Alors, pour rendre la chose plus présentable, sinon acceptable à la population ukrainienne, et donc, pour que Zelensky et les siens aient des « arguments » pour continuer à la berner, Macron, Starmer, Merz vont devoir mouiller la chemise. Et Trump, pourvu que cela ne coûte rien à l’État américain, dit lui aussi s’engager à fournir de « solides garanties de sécurité » à l’Ukraine à l’avenir. Lesquelles ? La présence de troupes franco- anglaises sur son sol ? Ou, à proximité immédiate, en Pologne et en Roumanie, comme il en est question ?

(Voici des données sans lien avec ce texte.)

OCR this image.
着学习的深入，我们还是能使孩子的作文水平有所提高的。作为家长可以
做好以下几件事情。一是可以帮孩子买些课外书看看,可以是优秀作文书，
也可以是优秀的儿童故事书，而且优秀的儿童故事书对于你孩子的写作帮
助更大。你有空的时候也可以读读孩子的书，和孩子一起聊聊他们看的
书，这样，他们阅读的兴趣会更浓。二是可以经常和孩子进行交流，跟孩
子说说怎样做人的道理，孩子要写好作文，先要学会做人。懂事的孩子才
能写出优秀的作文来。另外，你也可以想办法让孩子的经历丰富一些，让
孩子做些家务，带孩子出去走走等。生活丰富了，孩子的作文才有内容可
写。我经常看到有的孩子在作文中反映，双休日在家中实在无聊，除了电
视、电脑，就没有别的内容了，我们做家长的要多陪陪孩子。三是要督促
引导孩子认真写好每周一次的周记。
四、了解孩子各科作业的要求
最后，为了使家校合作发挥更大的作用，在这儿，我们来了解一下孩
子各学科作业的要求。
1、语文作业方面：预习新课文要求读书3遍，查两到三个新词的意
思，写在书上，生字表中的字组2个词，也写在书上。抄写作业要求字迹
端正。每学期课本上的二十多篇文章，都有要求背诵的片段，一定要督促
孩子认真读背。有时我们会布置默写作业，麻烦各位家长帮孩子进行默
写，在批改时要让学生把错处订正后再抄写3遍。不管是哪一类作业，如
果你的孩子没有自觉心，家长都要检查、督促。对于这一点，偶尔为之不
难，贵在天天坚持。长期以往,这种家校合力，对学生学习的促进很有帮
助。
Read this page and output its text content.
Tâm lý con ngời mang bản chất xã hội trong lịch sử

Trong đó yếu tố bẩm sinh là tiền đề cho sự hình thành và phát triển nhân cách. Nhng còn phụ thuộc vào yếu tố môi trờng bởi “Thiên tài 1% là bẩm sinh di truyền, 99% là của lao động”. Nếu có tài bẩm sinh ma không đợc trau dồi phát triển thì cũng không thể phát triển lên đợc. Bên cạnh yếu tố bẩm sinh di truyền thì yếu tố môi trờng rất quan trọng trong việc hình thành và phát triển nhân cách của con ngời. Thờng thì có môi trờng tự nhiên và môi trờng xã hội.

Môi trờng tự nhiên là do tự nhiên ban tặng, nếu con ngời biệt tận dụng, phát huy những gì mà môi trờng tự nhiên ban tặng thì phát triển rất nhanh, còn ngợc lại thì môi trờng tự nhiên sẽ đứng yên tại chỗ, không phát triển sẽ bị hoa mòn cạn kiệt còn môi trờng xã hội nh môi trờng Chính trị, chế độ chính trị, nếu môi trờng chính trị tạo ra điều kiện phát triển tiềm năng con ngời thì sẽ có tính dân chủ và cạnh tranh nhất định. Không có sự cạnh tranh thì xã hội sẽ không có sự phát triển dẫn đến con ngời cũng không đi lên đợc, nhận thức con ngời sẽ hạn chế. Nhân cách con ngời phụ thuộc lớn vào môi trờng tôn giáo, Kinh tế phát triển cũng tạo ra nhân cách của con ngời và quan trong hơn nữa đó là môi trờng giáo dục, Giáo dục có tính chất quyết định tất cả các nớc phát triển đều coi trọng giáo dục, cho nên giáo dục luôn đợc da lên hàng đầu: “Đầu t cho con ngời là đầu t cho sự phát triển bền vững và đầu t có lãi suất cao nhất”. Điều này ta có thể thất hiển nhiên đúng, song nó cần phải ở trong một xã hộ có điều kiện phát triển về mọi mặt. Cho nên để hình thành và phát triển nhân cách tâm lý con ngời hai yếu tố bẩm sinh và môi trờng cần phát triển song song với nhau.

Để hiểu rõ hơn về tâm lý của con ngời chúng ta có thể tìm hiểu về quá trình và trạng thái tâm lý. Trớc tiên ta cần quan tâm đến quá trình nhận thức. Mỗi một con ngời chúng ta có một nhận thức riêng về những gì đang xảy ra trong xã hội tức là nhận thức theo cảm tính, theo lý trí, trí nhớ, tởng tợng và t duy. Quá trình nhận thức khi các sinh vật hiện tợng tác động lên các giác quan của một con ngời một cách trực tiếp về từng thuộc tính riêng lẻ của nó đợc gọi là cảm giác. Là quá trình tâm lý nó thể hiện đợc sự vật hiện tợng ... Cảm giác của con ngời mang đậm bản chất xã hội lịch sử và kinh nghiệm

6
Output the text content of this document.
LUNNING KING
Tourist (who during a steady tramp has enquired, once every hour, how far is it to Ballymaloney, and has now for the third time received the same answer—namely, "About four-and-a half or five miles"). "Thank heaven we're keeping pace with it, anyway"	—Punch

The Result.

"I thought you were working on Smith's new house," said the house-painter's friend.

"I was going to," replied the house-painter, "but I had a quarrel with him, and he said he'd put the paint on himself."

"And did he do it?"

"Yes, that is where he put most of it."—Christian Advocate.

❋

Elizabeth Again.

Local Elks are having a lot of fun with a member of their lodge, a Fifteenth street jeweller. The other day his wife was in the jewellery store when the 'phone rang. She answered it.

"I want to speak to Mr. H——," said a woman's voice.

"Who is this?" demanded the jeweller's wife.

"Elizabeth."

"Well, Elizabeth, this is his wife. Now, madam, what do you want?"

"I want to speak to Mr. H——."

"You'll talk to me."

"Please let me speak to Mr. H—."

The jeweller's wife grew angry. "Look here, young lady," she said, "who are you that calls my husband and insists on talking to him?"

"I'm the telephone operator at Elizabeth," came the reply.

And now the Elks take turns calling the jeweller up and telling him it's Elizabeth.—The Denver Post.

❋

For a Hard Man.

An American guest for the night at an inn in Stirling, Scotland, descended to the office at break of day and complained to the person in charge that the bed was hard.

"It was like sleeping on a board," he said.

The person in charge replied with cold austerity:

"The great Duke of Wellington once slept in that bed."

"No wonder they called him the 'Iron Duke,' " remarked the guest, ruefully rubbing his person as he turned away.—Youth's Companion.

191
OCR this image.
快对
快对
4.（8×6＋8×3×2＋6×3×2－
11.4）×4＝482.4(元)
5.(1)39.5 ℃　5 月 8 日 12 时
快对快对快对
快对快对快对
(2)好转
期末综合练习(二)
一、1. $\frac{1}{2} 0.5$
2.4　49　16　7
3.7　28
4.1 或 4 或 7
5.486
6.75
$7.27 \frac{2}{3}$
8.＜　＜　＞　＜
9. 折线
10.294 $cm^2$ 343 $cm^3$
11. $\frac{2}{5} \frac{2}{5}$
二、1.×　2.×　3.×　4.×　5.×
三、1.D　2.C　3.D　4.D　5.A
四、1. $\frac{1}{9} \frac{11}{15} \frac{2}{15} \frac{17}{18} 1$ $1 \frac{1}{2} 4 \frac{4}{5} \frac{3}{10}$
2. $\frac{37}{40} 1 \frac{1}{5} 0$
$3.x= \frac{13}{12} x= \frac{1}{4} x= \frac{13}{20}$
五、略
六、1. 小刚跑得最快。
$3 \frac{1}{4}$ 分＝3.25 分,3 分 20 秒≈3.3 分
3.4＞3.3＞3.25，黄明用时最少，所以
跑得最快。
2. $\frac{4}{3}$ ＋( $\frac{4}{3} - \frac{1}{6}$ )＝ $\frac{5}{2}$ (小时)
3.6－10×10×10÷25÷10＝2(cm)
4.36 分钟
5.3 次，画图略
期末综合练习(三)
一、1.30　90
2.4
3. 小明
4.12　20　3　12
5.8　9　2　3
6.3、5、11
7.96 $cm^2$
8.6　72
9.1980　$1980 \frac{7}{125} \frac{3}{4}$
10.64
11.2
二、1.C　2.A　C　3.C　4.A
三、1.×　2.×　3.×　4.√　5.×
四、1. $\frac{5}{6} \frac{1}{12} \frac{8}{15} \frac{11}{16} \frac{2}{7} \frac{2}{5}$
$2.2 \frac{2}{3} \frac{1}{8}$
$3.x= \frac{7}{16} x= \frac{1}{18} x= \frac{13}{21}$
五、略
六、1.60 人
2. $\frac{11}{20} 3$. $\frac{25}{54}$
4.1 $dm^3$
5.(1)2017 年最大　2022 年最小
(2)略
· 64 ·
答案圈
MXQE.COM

Évidemment, rien de cela n’est encore réglé, même si, sur le fond, Trump a déjà fait passer dans les faits, sinon dans le droit, le principe d’un partage de l’Ukraine. Et, de façon ô combien brûlante, rien n’est réglé non plus pour les populations civiles qui, pendant que les dirigeants et diplomates discutaient, continuaient à voir tomber sur elles bombes et missiles.
Qu’un traité de paix, et de partition, soit conclu ou pas, le résultat en sera à l’image de ce que connaît la Corée, qui vit divisée et sur le pied de guerre soixante-dix ans après la fin d’une guerre que lui avait imposée l’impérialisme américain. On en a un autre exemple, plus près de nous, avec ce qu’il est advenu voici trente ans de Yougoslavie, en particulier de certaines de ses républiques.
Ce qui attend l’Ukraine, car c’est ce que négocient en secret les camps en présence, c’est un accord de brigands, dans lequel les peuples n’auront pas leur mot à dire et où, pour toute forme de paix, l’ordre impérialiste mondial ne leur accordera qu’un intermède précaire avant une prochaine guerre.